La questione della Colombia (basti pensare al suo primato mondiale per i “rifugiati interni”, alla guerra sporca contro sindacalisti, insegnanti, esponenti delle comunità di base…) è oggetto di interventi e comunicazioni della LIDLIP da numerosi anni, senza tregua. Ma la situazione non migliora, perché la comunità internazionale considera la Colombia un paese veramente democratico per il solo fatto che celebra delle elezioni.

 

Altri popoli “scomodi” di cui vi siete occupati negli ultimi anni?

Sicuramente i tamil, un popolo di Sri Lanka  (dove ufficialmente vige da un paio d’anni un “cessate il fuoco”, anche se si dovrebbe parlare di “shadow war”, guerra oscurata) che rivendica il diritto all’autodeterminazione. Anche i tamil sono considerati “terroristi” e recentemente sono stati inseriti nella “lista nera” dell’Unione Europea, dopo quella degli Stati Uniti. Potete immaginare quanto sia difficile parlare per questa causa; però la LIDLIP intende ugualmente rimanere il portavoce per chi non ha voce nella piattaforma internazionale.

E anche in Europa esiste un popolo, i baschi, che viene considerato “terrorista” a causa della violenza che insanguina la penisola iberica e il paese basco in particolare. Ecco quindi che anche in questo caso diventa difficilissimo rivendicare una risoluzione del conflitto.

Un nostro assistente e collaboratore per il lavoro diplomatico all’ONU, avvocato di professione con il compito di sottoporre all’Alto Commissariato per i Diritti Umani materiale e prove della tortura praticata nelle carceri spagnole su detenuti baschi, è stato accusato dalla Spagna di essere «vincolato a banda armata». Hanno così ottenuto che il Direttore Generale dell’ONU di Ginevra gli vietasse l’accesso, costringendolo a interrompere la sua attività in quanto ritenuta «nociva per uno stato membro dell’ONU». Grazie ai nostri interventi con funzionari dell’ONU e giornalisti siamo riusciti a convincere il Direttore Generale affinché  richiedesse alla Spagna delle prove prima di interdire l’accesso all’ONU a chi lavora nelle regole di una ONG per i diritti umani.
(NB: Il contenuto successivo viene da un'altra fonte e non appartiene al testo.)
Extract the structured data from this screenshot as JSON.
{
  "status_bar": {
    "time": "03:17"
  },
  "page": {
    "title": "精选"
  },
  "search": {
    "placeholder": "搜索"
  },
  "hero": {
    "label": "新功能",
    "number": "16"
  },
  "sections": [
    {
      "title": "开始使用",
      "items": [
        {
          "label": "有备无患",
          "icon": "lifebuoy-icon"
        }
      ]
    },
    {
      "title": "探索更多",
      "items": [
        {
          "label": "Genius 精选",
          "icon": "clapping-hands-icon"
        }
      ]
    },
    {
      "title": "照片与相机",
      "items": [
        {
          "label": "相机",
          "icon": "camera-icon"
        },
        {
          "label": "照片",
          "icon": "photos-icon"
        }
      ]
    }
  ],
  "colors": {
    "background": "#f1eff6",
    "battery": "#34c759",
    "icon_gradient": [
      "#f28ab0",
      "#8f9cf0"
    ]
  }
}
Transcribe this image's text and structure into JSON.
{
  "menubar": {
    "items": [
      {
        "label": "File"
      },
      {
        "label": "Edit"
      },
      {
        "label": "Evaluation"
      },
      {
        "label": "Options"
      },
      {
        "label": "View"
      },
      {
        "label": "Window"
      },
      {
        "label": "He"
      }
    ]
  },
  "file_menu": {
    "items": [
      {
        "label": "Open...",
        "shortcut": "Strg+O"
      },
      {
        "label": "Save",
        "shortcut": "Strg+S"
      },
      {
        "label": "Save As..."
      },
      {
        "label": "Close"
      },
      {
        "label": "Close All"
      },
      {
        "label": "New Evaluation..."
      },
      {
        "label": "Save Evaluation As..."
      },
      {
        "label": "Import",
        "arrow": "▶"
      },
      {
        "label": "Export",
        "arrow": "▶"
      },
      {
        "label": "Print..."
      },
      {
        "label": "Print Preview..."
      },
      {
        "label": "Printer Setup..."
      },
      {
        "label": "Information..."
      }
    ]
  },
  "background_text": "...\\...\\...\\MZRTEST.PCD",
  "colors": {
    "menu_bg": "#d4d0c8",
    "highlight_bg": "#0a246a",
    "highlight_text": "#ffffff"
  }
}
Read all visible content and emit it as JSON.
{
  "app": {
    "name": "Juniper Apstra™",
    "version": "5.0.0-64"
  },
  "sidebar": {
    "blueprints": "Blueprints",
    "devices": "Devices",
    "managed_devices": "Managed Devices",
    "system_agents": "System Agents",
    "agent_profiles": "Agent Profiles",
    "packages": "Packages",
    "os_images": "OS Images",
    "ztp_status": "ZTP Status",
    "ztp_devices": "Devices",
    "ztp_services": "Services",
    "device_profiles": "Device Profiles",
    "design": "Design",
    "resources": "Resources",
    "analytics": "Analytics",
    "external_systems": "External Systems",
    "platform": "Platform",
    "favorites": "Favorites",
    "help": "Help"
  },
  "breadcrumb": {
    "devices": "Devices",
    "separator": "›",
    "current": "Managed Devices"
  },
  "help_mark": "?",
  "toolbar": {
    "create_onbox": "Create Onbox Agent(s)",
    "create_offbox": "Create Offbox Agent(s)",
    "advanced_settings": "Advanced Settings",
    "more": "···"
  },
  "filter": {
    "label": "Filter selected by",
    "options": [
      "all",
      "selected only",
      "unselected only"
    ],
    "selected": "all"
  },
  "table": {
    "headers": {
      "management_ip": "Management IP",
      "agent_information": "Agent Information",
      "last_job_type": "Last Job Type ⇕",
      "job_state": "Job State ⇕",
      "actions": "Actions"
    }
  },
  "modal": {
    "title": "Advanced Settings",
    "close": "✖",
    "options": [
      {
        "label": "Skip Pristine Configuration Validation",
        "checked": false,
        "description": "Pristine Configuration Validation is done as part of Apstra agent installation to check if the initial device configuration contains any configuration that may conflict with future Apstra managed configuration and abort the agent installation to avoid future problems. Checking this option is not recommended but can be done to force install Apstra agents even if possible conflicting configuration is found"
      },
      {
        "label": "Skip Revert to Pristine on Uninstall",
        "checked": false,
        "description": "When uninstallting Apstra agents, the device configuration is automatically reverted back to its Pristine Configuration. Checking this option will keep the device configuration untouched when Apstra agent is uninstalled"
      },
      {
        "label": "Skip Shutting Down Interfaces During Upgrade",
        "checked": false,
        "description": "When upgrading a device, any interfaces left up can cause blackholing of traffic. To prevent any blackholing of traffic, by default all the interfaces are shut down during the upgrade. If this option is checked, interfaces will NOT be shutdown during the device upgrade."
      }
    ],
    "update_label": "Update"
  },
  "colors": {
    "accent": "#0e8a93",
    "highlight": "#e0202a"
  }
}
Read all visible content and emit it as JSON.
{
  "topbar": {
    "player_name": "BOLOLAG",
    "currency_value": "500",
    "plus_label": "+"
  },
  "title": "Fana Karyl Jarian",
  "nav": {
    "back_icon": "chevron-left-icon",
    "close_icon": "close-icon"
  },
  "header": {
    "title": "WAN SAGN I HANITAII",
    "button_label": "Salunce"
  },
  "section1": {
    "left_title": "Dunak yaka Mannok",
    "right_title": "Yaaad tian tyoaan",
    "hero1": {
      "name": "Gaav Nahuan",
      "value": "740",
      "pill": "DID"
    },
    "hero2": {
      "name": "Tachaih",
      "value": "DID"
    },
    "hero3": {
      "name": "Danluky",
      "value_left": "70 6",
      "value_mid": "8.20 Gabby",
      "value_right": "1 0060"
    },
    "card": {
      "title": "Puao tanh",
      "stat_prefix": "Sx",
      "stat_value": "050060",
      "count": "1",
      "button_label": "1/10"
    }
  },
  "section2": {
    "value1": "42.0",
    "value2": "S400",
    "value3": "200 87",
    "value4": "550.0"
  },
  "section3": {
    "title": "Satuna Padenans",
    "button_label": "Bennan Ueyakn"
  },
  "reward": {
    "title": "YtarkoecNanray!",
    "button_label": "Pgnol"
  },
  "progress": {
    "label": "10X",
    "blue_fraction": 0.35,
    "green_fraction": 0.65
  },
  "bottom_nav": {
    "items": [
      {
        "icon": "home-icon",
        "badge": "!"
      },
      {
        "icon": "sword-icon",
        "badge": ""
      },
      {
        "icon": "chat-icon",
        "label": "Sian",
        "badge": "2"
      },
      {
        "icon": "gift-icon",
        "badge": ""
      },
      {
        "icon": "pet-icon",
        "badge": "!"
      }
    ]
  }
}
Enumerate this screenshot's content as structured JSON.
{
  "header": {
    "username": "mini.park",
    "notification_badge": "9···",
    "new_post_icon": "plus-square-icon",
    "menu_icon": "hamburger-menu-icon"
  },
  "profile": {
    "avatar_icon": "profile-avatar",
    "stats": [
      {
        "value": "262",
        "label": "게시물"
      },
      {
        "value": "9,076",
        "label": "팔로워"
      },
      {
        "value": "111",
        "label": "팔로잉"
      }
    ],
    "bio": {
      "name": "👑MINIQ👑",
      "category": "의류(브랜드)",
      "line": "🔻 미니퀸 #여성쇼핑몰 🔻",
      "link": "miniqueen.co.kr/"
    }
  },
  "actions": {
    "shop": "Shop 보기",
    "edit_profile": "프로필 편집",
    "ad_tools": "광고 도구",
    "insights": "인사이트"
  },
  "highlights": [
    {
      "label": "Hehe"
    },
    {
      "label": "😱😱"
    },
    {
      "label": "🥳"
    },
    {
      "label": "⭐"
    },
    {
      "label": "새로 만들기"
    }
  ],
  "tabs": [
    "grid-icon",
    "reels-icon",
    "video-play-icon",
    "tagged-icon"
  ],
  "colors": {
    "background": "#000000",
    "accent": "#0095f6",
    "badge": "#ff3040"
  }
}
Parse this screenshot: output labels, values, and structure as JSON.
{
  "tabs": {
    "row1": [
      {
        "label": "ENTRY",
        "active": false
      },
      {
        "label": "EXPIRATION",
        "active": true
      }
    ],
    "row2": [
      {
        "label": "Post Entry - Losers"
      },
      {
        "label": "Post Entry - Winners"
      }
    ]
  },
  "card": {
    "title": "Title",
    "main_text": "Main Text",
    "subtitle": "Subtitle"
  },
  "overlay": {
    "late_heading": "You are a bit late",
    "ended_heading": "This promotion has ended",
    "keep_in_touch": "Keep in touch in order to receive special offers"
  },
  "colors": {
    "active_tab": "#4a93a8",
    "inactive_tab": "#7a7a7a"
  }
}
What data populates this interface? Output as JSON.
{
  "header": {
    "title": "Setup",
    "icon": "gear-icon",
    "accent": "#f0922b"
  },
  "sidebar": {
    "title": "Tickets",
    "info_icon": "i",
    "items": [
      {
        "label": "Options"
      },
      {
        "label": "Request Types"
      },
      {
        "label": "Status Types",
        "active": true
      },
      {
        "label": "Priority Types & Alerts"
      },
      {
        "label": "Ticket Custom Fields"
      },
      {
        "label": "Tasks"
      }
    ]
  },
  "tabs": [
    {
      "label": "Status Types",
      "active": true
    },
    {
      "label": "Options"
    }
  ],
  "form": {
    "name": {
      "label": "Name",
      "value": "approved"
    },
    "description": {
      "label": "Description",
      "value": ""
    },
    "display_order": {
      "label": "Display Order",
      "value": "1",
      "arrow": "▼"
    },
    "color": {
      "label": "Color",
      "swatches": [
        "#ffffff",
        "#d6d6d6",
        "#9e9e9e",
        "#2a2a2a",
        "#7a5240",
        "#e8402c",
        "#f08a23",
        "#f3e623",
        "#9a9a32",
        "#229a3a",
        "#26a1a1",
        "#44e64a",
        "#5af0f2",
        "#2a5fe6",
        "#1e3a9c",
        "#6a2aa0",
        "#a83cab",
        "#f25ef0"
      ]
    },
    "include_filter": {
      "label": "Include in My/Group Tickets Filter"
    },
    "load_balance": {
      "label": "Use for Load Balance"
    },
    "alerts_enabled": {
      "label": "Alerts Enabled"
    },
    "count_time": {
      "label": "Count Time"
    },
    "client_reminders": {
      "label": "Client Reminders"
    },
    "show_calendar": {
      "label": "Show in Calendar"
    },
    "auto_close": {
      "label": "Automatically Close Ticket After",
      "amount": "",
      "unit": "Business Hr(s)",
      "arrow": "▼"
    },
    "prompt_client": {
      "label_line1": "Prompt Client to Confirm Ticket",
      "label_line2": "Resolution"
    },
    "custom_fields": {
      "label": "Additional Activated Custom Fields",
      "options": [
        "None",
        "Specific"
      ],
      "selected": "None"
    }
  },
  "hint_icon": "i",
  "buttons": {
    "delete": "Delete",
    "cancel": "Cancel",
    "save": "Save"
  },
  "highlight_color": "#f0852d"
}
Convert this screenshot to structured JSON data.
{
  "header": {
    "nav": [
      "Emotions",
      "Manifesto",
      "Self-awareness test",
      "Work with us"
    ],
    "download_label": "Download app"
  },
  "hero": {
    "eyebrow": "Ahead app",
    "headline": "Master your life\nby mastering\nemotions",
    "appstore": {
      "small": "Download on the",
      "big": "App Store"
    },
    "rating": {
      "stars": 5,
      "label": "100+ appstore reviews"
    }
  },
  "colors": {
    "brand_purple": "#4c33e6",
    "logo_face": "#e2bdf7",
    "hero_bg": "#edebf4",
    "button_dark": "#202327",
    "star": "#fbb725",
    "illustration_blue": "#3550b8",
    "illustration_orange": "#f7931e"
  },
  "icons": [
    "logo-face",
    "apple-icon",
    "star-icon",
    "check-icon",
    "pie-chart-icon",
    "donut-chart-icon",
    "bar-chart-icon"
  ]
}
Non è stata fornita nessuna prova. E oggi queste informazioni (la “corrente d’informazione”) continuano a fluire all’ONU; anche perché l’uso della tortura sembra essere diminuito, ma non è certo scomparso dalle caserme e dai commissariati spagnoli. E la LIDLIP continua a denunciare queste violazioni dei diritti umani, ma continua soprattutto a promuovere il dialogo per arrivare ad un tavolo di negoziazione tra baschi e governo spagnolo, con la speranza di una soluzione politica.